His opinion: As a member of the Auckland Plan committee considering the unitary plan, she was entitled to have access to the legal review, Dr Hewison said.
He backed this with a House of Lords judgment that ruled: ‘‘Councillors should have access to information necessary to properly discharge their duties under what is known as the need-to-know test’’ – a principle ruled on by the House of Lords and applied by the Ombudsman in New Zealand.
Dr Hewison said that as a councillor Ms Coney had a duty to assure herself the plan was legally correct. ‘‘In light of the ‘ need-to-know principle’, in our opinion as a member of the Auckland planning committee you are entitled to have access … assisting yourself to be sure that the plan is legally correct … this is a proper discharge of your duties.’’

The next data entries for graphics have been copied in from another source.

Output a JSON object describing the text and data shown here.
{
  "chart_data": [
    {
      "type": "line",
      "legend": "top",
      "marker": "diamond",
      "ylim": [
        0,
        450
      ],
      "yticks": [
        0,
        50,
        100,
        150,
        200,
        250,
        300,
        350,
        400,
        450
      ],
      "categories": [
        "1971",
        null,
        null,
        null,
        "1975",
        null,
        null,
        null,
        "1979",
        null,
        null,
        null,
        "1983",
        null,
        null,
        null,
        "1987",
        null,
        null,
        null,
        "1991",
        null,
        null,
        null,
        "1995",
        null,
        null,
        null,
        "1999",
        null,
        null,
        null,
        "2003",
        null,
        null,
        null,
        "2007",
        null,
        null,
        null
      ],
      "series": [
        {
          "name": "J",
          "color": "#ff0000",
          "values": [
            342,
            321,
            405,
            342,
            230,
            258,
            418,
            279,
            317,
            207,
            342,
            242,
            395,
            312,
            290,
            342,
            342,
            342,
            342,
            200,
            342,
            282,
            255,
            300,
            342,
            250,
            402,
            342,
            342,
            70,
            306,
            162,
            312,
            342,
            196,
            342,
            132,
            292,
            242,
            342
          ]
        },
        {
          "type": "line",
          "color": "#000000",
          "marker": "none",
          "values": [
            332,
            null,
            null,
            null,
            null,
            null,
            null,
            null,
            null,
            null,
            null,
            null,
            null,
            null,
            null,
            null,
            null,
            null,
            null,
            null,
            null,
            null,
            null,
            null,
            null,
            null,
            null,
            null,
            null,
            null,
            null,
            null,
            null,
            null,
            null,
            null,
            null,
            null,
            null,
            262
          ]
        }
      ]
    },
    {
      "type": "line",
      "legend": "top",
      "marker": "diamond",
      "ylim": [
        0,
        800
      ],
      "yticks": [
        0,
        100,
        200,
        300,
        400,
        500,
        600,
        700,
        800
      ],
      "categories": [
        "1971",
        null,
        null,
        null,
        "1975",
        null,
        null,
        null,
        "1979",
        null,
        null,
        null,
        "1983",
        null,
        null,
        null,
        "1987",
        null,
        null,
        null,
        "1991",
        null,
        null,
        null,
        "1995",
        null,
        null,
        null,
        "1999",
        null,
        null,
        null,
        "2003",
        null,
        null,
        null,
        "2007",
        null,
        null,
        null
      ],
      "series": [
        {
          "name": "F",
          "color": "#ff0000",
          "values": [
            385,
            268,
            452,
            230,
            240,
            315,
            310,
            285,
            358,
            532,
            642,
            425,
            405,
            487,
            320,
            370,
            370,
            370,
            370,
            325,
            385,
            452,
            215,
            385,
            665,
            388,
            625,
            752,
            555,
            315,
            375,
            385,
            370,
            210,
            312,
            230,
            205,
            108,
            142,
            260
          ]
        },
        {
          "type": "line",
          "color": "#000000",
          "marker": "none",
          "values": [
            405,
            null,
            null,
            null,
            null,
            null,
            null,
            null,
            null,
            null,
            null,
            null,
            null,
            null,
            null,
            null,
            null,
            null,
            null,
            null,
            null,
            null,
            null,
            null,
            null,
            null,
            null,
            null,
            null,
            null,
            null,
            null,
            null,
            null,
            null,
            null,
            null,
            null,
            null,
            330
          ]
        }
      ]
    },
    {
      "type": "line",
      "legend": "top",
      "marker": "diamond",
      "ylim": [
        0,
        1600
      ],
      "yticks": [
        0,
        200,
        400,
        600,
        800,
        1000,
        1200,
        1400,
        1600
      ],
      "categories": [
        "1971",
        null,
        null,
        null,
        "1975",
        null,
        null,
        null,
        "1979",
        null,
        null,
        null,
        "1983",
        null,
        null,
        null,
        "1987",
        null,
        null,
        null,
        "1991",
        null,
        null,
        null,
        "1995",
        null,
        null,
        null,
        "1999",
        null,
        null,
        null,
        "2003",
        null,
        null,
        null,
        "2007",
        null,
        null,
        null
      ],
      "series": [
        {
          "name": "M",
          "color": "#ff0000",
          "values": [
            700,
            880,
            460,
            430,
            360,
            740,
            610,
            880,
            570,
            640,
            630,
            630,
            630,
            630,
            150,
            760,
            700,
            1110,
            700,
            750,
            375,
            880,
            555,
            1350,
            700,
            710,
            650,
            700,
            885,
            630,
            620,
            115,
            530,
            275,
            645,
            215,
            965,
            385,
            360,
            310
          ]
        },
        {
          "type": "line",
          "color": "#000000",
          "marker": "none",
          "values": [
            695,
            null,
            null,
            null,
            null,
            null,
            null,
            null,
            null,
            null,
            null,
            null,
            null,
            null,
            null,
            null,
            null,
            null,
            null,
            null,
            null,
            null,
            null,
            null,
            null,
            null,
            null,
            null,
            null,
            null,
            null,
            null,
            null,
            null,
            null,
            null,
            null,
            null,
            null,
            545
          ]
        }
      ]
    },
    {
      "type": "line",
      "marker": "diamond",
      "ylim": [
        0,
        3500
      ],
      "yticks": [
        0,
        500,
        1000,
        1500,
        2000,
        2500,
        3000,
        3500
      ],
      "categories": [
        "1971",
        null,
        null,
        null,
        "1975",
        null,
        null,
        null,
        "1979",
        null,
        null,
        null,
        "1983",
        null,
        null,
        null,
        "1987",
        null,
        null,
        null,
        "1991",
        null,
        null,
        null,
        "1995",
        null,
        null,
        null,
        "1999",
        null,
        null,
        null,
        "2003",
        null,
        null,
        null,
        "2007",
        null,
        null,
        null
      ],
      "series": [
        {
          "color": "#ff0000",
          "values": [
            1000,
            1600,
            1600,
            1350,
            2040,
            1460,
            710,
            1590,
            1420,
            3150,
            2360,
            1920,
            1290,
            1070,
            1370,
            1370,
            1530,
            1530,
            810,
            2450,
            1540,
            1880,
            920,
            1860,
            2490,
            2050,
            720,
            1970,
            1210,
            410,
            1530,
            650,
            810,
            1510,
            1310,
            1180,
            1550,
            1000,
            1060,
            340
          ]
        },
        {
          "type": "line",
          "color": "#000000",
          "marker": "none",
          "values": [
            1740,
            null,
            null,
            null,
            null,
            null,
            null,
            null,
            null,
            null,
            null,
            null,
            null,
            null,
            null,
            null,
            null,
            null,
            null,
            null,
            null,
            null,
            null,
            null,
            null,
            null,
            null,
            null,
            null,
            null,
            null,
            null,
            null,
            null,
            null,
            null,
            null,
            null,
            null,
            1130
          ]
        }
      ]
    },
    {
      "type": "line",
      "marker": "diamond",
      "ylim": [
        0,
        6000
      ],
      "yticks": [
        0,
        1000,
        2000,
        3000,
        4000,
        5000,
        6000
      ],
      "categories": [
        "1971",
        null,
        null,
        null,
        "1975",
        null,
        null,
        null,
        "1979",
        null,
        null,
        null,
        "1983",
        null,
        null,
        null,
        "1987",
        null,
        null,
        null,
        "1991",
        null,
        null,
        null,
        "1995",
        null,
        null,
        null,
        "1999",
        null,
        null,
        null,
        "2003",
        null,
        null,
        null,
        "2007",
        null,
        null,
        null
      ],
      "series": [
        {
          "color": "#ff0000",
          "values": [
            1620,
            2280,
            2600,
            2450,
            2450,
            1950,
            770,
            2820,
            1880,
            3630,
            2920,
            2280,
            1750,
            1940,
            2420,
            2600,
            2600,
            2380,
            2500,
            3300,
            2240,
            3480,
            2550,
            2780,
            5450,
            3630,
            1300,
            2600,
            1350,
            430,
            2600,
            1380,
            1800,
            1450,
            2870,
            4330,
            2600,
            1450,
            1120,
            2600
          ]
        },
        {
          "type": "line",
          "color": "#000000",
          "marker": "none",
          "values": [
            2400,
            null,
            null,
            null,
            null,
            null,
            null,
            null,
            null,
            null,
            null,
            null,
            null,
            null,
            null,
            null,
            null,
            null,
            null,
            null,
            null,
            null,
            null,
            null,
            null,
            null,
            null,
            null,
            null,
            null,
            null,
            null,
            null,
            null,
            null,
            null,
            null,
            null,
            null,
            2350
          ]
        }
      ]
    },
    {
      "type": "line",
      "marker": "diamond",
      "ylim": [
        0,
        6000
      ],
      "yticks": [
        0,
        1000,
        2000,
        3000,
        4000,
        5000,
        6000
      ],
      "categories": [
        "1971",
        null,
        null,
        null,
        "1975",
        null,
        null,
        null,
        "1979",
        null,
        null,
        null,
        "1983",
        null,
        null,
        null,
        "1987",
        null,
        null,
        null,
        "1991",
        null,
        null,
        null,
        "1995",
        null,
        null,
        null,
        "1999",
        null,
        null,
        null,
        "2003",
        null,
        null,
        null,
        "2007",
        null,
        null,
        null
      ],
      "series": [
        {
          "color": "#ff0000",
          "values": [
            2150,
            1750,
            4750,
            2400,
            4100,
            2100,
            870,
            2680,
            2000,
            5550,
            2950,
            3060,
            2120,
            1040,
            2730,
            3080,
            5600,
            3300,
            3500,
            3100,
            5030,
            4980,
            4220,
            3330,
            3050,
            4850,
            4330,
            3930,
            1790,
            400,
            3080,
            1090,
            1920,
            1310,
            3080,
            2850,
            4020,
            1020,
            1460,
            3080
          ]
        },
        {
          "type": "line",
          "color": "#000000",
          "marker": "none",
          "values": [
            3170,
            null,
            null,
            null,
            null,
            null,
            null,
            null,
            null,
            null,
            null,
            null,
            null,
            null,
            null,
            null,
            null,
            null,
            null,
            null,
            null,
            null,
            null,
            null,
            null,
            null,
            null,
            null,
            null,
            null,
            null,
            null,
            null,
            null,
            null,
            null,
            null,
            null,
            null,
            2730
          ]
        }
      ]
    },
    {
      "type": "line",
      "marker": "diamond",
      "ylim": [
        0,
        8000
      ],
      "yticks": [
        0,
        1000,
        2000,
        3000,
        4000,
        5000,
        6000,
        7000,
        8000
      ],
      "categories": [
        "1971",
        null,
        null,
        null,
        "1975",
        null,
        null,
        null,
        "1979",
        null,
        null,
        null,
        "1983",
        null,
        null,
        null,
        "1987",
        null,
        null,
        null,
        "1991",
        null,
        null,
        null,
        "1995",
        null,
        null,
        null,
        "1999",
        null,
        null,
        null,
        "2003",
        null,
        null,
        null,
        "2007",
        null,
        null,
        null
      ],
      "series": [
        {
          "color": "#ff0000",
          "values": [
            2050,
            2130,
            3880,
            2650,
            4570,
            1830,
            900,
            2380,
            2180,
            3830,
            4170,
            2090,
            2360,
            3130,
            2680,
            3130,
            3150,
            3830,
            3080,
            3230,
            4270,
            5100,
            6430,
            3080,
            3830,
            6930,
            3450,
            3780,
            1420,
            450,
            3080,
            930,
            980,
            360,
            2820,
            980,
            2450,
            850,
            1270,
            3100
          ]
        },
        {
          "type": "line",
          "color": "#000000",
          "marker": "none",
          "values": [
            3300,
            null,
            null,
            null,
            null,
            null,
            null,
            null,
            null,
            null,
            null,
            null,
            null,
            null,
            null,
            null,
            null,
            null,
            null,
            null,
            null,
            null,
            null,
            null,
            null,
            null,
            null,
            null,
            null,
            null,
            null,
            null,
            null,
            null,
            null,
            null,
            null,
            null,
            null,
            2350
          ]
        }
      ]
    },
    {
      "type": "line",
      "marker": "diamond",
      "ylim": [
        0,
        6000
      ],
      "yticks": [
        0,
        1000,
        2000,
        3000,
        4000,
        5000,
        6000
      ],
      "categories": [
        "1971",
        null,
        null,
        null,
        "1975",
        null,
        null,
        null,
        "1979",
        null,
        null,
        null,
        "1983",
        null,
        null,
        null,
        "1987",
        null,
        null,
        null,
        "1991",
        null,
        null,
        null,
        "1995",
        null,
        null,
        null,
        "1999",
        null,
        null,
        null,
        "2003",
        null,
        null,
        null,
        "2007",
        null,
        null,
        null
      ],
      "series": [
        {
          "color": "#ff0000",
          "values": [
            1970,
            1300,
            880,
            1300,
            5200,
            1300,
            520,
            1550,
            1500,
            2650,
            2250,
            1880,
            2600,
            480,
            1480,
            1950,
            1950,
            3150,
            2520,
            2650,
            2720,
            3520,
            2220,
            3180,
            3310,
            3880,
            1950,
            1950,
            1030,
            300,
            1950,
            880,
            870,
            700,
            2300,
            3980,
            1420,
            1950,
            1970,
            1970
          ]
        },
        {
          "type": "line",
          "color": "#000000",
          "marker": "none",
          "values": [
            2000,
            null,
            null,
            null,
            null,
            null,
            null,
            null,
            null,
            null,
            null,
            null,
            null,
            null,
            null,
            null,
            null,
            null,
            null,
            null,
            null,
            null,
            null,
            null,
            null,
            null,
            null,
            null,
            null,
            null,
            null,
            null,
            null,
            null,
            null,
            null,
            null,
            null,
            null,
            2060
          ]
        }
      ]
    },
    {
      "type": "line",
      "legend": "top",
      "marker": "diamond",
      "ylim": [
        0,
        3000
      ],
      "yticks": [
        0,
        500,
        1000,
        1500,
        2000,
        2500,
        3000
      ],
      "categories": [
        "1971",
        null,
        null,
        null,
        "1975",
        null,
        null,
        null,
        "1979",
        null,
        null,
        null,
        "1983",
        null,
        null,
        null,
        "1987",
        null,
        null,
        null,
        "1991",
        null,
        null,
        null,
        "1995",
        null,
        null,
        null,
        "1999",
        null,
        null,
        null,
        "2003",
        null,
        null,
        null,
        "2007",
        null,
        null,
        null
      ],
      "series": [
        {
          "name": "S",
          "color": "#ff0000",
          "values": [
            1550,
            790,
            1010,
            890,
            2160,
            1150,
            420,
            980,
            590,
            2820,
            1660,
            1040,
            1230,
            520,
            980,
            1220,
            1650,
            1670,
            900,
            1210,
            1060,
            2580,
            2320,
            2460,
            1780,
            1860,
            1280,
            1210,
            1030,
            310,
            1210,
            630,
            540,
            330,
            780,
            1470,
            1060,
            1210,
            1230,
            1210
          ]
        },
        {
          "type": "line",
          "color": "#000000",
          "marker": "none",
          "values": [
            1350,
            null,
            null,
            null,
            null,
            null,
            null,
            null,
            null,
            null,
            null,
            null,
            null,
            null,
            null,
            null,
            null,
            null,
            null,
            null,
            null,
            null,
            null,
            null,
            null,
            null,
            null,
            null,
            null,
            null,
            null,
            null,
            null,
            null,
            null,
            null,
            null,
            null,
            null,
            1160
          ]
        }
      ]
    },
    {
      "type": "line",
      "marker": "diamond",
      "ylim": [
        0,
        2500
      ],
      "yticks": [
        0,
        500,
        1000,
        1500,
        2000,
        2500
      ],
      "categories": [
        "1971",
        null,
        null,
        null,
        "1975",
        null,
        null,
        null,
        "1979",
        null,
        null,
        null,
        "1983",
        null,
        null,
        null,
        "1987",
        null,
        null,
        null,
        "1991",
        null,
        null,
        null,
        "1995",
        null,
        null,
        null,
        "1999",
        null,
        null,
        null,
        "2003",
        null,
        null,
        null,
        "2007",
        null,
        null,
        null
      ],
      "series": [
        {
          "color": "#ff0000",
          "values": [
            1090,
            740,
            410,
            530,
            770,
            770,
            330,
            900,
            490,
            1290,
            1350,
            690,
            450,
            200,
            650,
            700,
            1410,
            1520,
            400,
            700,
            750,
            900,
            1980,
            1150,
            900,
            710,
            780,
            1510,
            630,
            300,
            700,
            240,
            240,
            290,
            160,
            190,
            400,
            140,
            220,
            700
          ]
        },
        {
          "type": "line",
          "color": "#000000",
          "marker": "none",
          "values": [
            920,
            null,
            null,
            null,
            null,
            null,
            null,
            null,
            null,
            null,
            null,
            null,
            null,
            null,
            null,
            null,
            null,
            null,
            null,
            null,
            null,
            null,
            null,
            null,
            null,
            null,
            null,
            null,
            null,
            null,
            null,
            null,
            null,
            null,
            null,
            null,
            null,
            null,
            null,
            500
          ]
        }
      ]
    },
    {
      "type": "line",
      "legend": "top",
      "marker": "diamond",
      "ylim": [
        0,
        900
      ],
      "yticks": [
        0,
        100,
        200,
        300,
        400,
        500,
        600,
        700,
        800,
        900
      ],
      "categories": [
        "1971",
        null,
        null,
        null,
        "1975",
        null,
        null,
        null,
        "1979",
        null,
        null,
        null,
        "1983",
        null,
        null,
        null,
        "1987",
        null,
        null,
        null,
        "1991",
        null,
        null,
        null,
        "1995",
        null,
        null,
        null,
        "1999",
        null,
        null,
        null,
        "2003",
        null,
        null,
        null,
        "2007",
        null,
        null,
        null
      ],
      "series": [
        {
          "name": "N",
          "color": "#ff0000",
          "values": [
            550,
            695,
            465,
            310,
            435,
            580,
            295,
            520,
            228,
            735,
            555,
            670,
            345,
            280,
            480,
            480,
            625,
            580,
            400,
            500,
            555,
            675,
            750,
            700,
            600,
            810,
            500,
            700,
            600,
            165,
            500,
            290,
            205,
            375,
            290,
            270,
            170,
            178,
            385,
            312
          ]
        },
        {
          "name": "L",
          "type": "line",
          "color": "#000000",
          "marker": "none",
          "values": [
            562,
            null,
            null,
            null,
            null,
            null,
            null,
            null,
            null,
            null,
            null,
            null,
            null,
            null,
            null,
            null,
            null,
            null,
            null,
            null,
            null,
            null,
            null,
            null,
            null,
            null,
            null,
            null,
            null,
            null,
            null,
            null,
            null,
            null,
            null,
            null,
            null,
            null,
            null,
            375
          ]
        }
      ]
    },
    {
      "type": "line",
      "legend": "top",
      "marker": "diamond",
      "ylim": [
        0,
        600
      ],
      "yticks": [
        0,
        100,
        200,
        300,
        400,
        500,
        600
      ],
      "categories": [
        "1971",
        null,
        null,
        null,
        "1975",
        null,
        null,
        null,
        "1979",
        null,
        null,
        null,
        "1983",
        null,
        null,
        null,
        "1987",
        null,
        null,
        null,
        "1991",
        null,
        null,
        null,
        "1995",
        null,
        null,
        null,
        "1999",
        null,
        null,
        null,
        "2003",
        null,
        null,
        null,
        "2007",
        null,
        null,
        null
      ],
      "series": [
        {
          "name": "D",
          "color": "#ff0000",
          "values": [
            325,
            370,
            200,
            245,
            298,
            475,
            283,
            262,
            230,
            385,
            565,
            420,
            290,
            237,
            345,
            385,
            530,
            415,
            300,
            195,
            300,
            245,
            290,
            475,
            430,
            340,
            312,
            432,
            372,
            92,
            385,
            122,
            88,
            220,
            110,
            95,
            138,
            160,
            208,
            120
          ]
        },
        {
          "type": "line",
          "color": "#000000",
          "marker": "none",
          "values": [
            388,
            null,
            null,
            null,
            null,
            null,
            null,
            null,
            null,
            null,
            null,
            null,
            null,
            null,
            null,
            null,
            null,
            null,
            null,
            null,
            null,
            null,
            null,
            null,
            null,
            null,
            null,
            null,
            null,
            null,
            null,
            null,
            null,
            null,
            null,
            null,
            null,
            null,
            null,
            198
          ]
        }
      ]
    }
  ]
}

Chief executive Doug McKay: ‘‘I disagree with Grant Hewison … Roger, Wendy and I have considered each of your requests and signed off on the responses. It is not a debate I wish to swap interpretations on … If you remain unhappy with this position then I suggest we take it to the Ombudsman as it is an important point of principle for us and clearly for you too.’’
Interestingly, former Ombudsman Sir Brian Elwood once defined the need-to-know test as a councillor being entitled to all relevant information on which to make informed judgments.
Ms Coney couldn’t have said it better. Significantly, in October, she will be a candidate for the Waitakere Ranges Local Board and not the Auckland Council.
When I asked if the unitary report issue had been a factor in that decision, there was a long silence, then … ‘‘It’s true that I’ve struggled with the council culture …’’ Reading those emails, who could blame her? It’s the council and ratepayers’ loss.